Now that this year’s ‘V’ 48 Hours Furious Filmmaking Challenge is under way and 160 Wellington teams are out enjoying the sunshine, I have had a chance to resolve a few domestic issues that have been bugging me.
Firstly, broadband. I have been a Woosh Wireless customer since I started Miracle Pictures in 2005. I wanted a Telecom free home/office (and, in all fairness, I think Telecom also wanted a Dan-free network) and there was no such thing as naked dsl in those days. Woosh were the only game in town and I happily signed up for broadband and a phone. Apart from one speed-bump due to improved firmware back in late 2006, the service from Woosh has steadily deteriorated as it’s customer numbers have risen, to the extent that since Christmas I have been getting poorer than dial-up bandwidth at all times (other than the very middle of the night).
The first-level support email that I received from Woosh told me to point my aerial towards Unitec, which was challenging as Unitec is in Auckland and I am in Wellington. Then they told me that my problem would be escalated to second-level support and I got to wait for a couple more weeks. Last Monday I finally got a call from them (plus marks for not dropping me off their list entirely) and we went through the re-booting, moving the aerial, re-booting again, dance and we discovered the following: Despite the fact that I have no south facing windows and the aerial points north, I am connecting to the Wakefield Hospital cell-site which is due south. I can’t reach the Government House cell-site as Wellington Hospital and Mt Victoria are in the way. In fact, I am getting the Wakefield Hospital signal reflected off the Wellington Hospital and hillside.
And the Wakefield Hospital cell site is the busiest and most congested in the city.
So, we reached an agreement that we would part company. I didn’t quite have the heart to tell the young man that I’d already booked an impressive-seeming naked DSL with IP phone service with Xnet (a company that doesn’t appear to need to advertise). They have a sane approach to volume charging whereby you don’t have to commit to a plan, so I only pay for what I use and the per MB rate is about what I have been paying at Woosh (but not always using).
This afternoon, I noticed that the DSL light on the new Linksys DSL modem was flashing, indicating that the line was live.

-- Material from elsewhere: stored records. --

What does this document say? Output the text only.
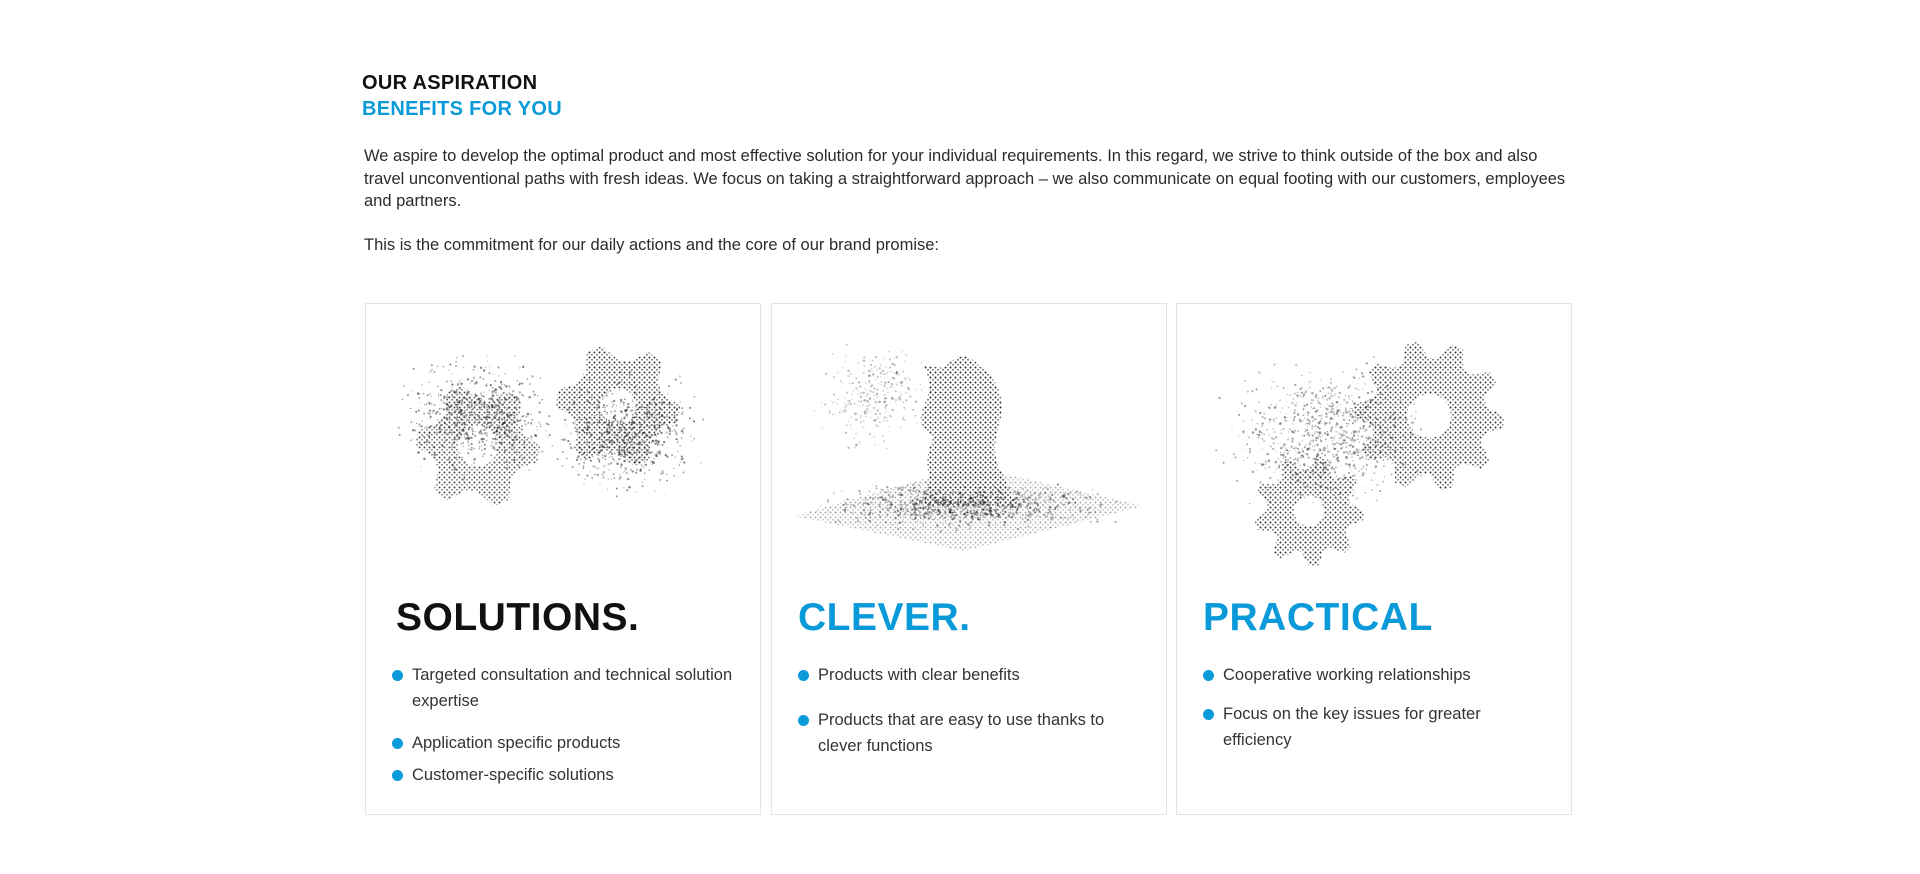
OUR ASPIRATION
BENEFITS FOR YOU

We aspire to develop the optimal product and most effective solution for your individual requirements. In this regard, we strive to think outside of the box and also travel unconventional paths with fresh ideas. We focus on taking a straightforward approach – we also communicate on equal footing with our customers, employees and partners.

This is the commitment for our daily actions and the core of our brand promise:

SOLUTIONS.
Targeted consultation and technical solution expertise
Application specific products
Customer-specific solutions
CLEVER.
Products with clear benefits
Products that are easy to use thanks to clever functions
PRACTICAL
Cooperative working relationships
Focus on the key issues for greater efficiency
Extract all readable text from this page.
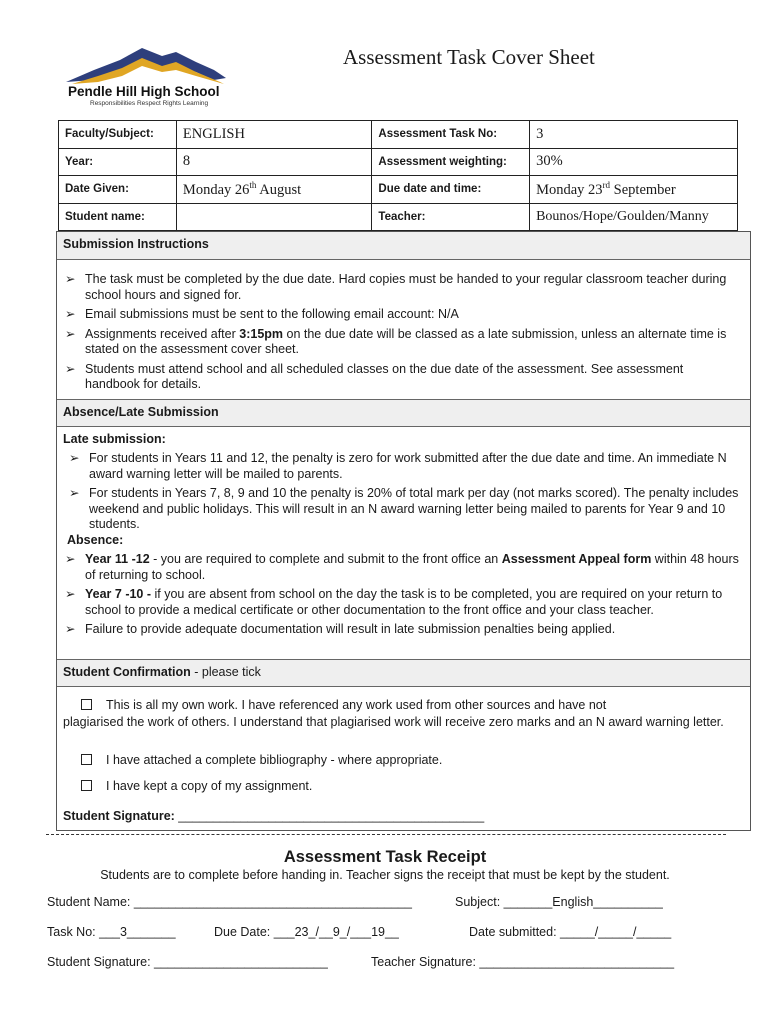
Pendle Hill High School
Responsibilities Respect Rights Learning
Assessment Task Cover Sheet
Faculty/Subject:	ENGLISH	Assessment Task No:	3
Year:	8	Assessment weighting:	30%
Date Given:	Monday 26th August	Due date and time:	Monday 23rd September
Student name:		Teacher:	Bounos/Hope/Goulden/Manny
Submission Instructions
➢ The task must be completed by the due date. Hard copies must be handed to your regular classroom teacher during school hours and signed for.
➢ Email submissions must be sent to the following email account: N/A
➢ Assignments received after 3:15pm on the due date will be classed as a late submission, unless an alternate time is stated on the assessment cover sheet.
➢ Students must attend school and all scheduled classes on the due date of the assessment. See assessment handbook for details.
Absence/Late Submission
Late submission:
➢ For students in Years 11 and 12, the penalty is zero for work submitted after the due date and time. An immediate N award warning letter will be mailed to parents.
➢ For students in Years 7, 8, 9 and 10 the penalty is 20% of total mark per day (not marks scored). The penalty includes weekend and public holidays. This will result in an N award warning letter being mailed to parents for Year 9 and 10 students.
Absence:
➢ Year 11 -12 - you are required to complete and submit to the front office an Assessment Appeal form within 48 hours of returning to school.
➢ Year 7 -10 - if you are absent from school on the day the task is to be completed, you are required on your return to school to provide a medical certificate or other documentation to the front office and your class teacher.
➢ Failure to provide adequate documentation will result in late submission penalties being applied.
Student Confirmation - please tick
This is all my own work. I have referenced any work used from other sources and have not
plagiarised the work of others. I understand that plagiarised work will receive zero marks and an N award warning letter.
I have attached a complete bibliography - where appropriate.
I have kept a copy of my assignment.
Student Signature: ____________________________________________
Assessment Task Receipt
Students are to complete before handing in. Teacher signs the receipt that must be kept by the student.
Student Name: ________________________________________	Subject: _______English__________
Task No: ___3_______	Due Date: ___23_/__9_/___19__	Date submitted: _____/_____/_____
Student Signature: _________________________	Teacher Signature: ____________________________
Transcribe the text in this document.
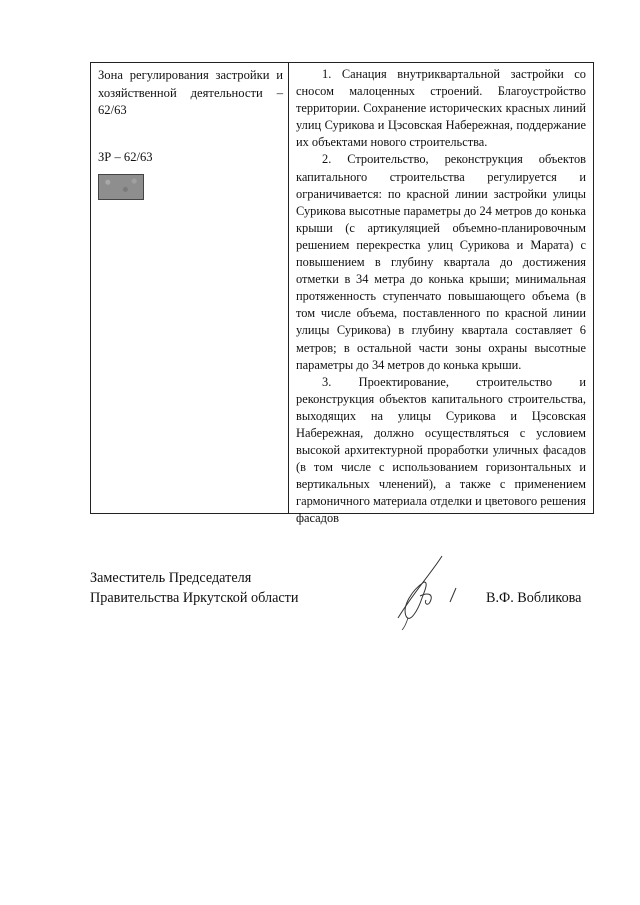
Зона регулирования застройки и хозяйственной деятельности – 62/63

ЗР – 62/63

1. Санация внутриквартальной застройки со сносом малоценных строений. Благоустройство территории. Сохранение исторических красных линий улиц Сурикова и Цэсовская Набережная, поддержание их объектами нового строительства.

2. Строительство, реконструкция объектов капитального строительства регулируется и ограничивается: по красной линии застройки улицы Сурикова высотные параметры до 24 метров до конька крыши (с артикуляцией объемно-планировочным решением перекрестка улиц Сурикова и Марата) с повышением в глубину квартала до достижения отметки в 34 метра до конька крыши; минимальная протяженность ступенчато повышающего объема (в том числе объема, поставленного по красной линии улицы Сурикова) в глубину квартала составляет 6 метров; в остальной части зоны охраны высотные параметры до 34 метров до конька крыши.

3. Проектирование, строительство и реконструкция объектов капитального строительства, выходящих на улицы Сурикова и Цэсовская Набережная, должно осуществляться с условием высокой архитектурной проработки уличных фасадов (в том числе с использованием горизонтальных и вертикальных членений), а также с применением гармоничного материала отделки и цветового решения фасадов

Заместитель Председателя
Правительства Иркутской области	В.Ф. Вобликова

A quick call to Xnet support got me the details they had inexplicably failed to email me and I was up and running. And boy was I running: My unscientific approach to measurement is basically keeping an eye on the throughput using iStatMenus. Before the change I was limping along with 1KB/s to 5KB/s download speed (sub dial-up) and after the change I was getting — get this — upwards of 350 to 700 and even over 1MB/s on a couple of occasions. That’s like a (thinks) 1000% increase in speed!
Now, after shifting the Airport I can really get some work done.